Several days ago, I asked the above question in StackExchange. And the following is the list of answers:
There is an enormous literature on this subject; I’ll just give you a quick thumbnail sketch. Let’s say you’re testing groups’ mean differences, as in T-tests. Power will be reduced if…
- …variables are measured unreliably. This will in essence “fuzz over” the differences.
- …variability within groups is high. This will render between-group differences less noteworthy.
- …your criterion for statistical significance is strict, e.g., .001 as opposed to the more common .05.
- …you are using a one-tailed test, hypothesizing that if there is a difference, a certain group will have the higher mean. This cuts down on opportunistically significant findings that occur with two-tailed tests.

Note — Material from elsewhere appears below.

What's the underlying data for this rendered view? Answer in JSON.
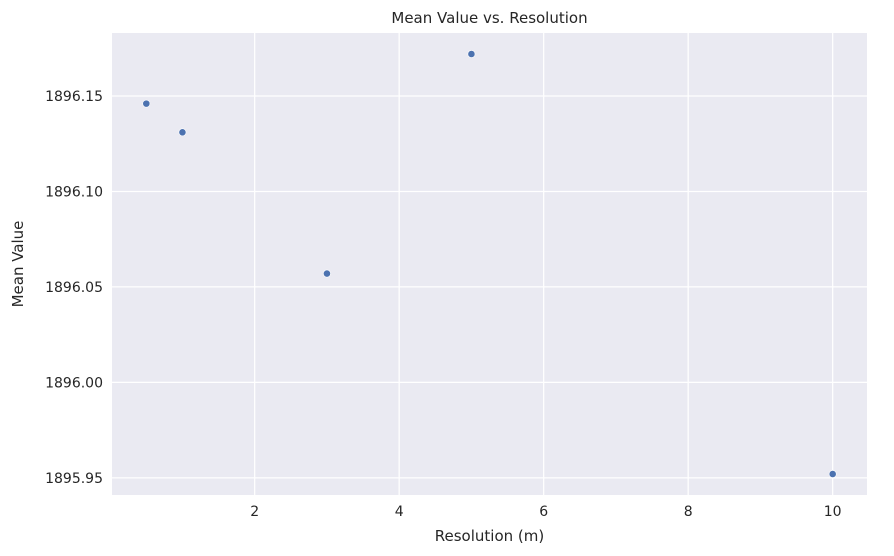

- …you are dealing with (or expecting) very slim mean differences in the first place. Small effect sizes decrease power.
If you google “power calculator” you’ll find some nifty sites that demonstrate the way these factors interact, depending on values you input. And if you download the free Gpower3 program you’ll have a nice tool for calculating power and considering the effects of different conditions–for a wide variety of statistical procedures.
Another one is:
Think of power as your ability to recognize the truthfulness of one of two competing data generating processes. It will obviously be easier when:
- The data have much signal with little noise (good SNR).
- The competing processes are very different one from the other (null and alternative are separated).
- You have ample amounts of data.
- You are not too concerned with mistakes (large type I error rate).
If the above do not hold, it will be harder to choose the “true” process. I.e., you will lose power.